On 4/22/2020 5:04 AM, Manu wrote:
> [...]
Ok, I've had a chance to think about it. It's a scathingly brilliant idea!
But (there's always a but!) something stuck out at me. Consider arrays:
void test()
{
auto a = [1, 2, 3];
int[3] b = a[]*a[]; // b[0] = a[0]*a[0]; b[1] = a[1]*a[1]; b[2] = a[2]*a[2];
int[3] c = a[]*2; // c[0] = a[0]*2; c[1] = a[1]*2; c[2] = a[2]*2;
}
These look familiar! D tuples already use array syntax - they can be indexed and
sliced. Instead of the ... syntax, just use array syntax!
The examples from the DIP:
=====================================
--- DIP
(Tup*10)... --> ( Tup[0]*10, Tup[1]*10, ... , Tup[$-1]*10 )
--- Array syntax
Tup*10
====================================
--- DIP
alias Tup = AliasSeq!(1, 2, 3);
int[] myArr;
assert([ myArr[Tup + 1]... ] == [ myArr[Tup[0] + 1], myArr[Tup[1] + 1],
myArr[Tup[2] + 1] ]);
--- Array
alias Tup = AliasSeq!(1, 2, 3);
int[] myArr;
assert([ myArr[Tup + 1] ] == [ myArr[Tup[0] + 1], myArr[Tup[1] + 1],
myArr[Tup[2] + 1] ]);
===================================
---DIP
alias Values = AliasSeq!(1, 2, 3);
alias Types = AliasSeq!(int, short, float);
pragma(msg, cast(Types)Values...);
---Array
alias Values = AliasSeq!(1, 2, 3);
alias Types = AliasSeq!(int, short, float);
pragma(msg, cast(Types)Values);
=================================
---DIP
alias OnlyTwo = AliasSeq!(10, 20);
pragma(msg, (Values + OnlyTwo)...);
---Array
alias OnlyTwo = AliasSeq!(10, 20);
pragma(msg, Values + OnlyTwo);
The idea is simply if we have:
t op c
where t is a tuple and c is not, the result is:
tuple(t[0] op c, t[1] op c, ..., t[length - 1] op c)
For:
t1 op t2
the result is:
tuple(t1[0] op t2[0], t1[1] op t2[1], ..., t1[length - 1] op t2[length - 1])

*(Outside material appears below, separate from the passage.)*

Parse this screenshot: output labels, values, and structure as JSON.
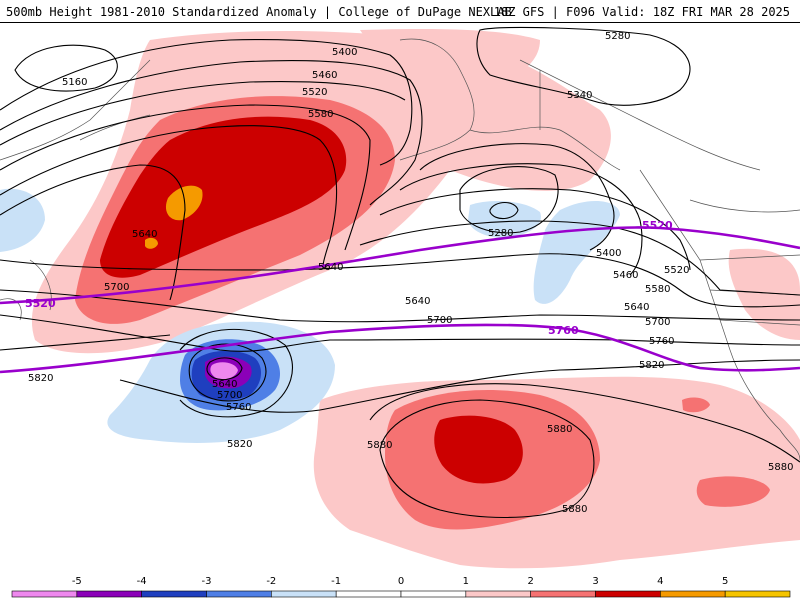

The AST doesn't have to be walked to make this work, just do it as part of the
usual bottom-up semantic processing.
I thought about this, but this reaches much further than `a op b `.
When I considered your approach, it appeared to add a lot of edges and limits on the structure of the expressions, particularly where it interacts with var-args or variadic templates.
The advantage is:
1. no new grammar
Fortunately, the grammar is trivial.
2. no new operator precedence rules
3. turn expressions that are currently errors into doing the obvious thing
This is compelling, but I couldn't think how it can work from end to end.

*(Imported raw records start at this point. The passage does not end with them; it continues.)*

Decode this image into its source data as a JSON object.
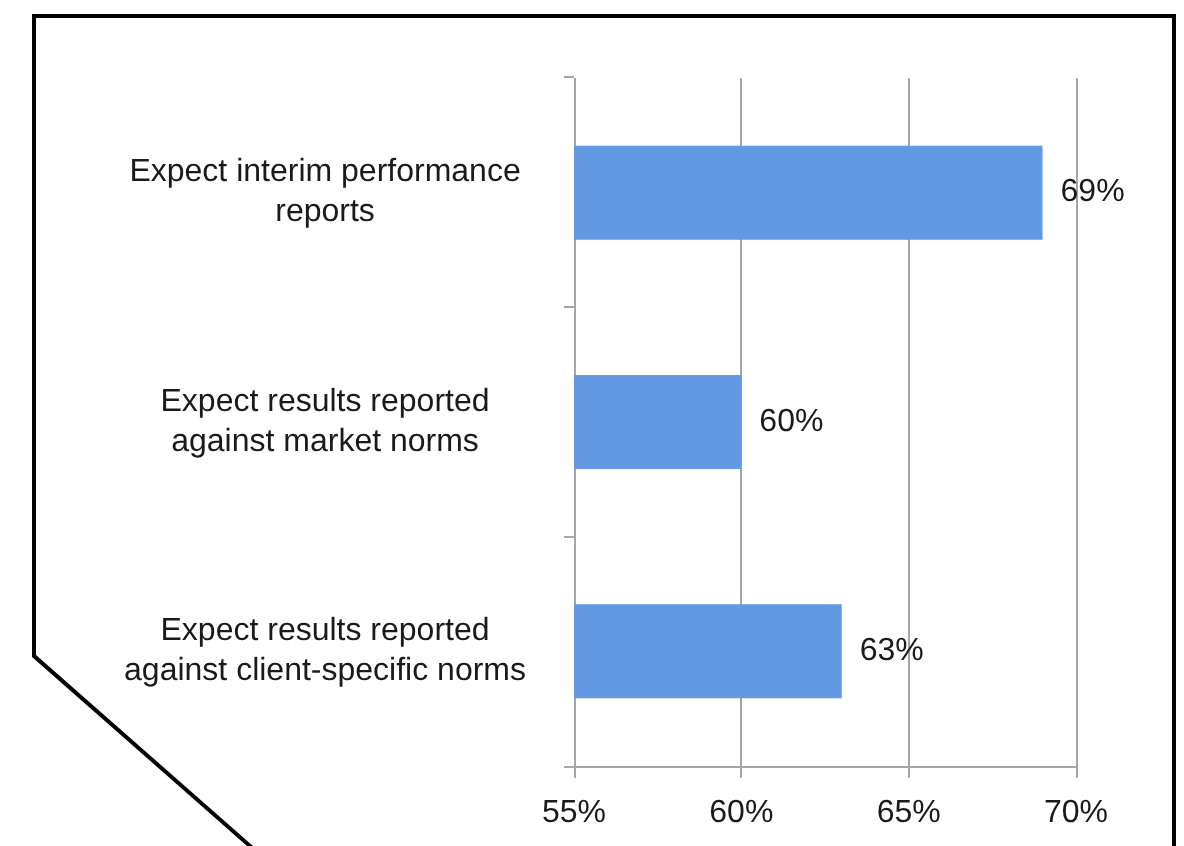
{
  "chart_data": {
    "type": "bar",
    "orientation": "horizontal",
    "categories": [
      "Expect interim performance reports",
      "Expect results reported against market norms",
      "Expect results reported against client-specific norms"
    ],
    "values": [
      69,
      60,
      63
    ],
    "color": "#6399e3",
    "value_labels": [
      "69%",
      "60%",
      "63%"
    ],
    "xlim": [
      55,
      70
    ],
    "xticks": [
      {
        "value": 55,
        "label": "55%"
      },
      {
        "value": 60,
        "label": "60%"
      },
      {
        "value": 65,
        "label": "65%"
      },
      {
        "value": 70,
        "label": "70%"
      }
    ],
    "grid": "x"
  }
}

Why does C++ use ... rather than array syntax? Because C++ doesn't have arrays!
Another reason I introduce `...` is for static fold.
The follow-up to this DIP would make this expression work:
`Tup + ...` -> `Tup[0] + Tup[1] + ... + Tup[$-1]`
For instance, up-thread it was noted that a static-fold algorithm may implement a find-type-in-tuple; it would look like this:
`is(MyType == Types) || ...` <- evaluate `true` if MyType is present in Types with no template instantiation junk.
So, the `...` is deliberately intended to being additional value.
Can you show how your suggestion applies to some more complex cases (not yet noted in the DIP).
// controlled expansion:
alias Tup = AliasSeq!(0, 1, 2);
alias Tup2 = AliasSeq!(3, 4, 5);
[ Tup, Tup2... ]... ->
[ 0, 3, 4, 5 ],
[ 1, 3, 4, 5 ],
[ 2, 3, 4, 5 ]
// template instantiations
alias TTup = AliasSeq!(int, float, char);
MyTemplate!(Tup, TTup.sizeof...)... ->
MyTemplate!(0, 4, 4, 1),
MyTemplate!(1, 4, 4, 1),
MyTemplate!(2, 4, 4, 1)
// replace staticMap
alias staticMap(alias F, T...) = F!T...;
// more controlled expansion, with template arg lists
AliasSeq!(10, Tup, 20)... -> ( 10, 0, 20, 10, 1, 20, 10, 2, 20 )
AliasSeq!(10, Tup..., 20) -> ( 10, 0, 1, 2, 20 )
// static fold (outside the scope of this DIP, but it's next in line)
`Tup + ...` -> `Tup[0] + Tup[1] + ... + Tup[$-1]`
// static find
`is(MyType == Types) || ...`
That said, with respect to these fold expressions, it would be ideal if they applied to arrays equally as I propose to tuples.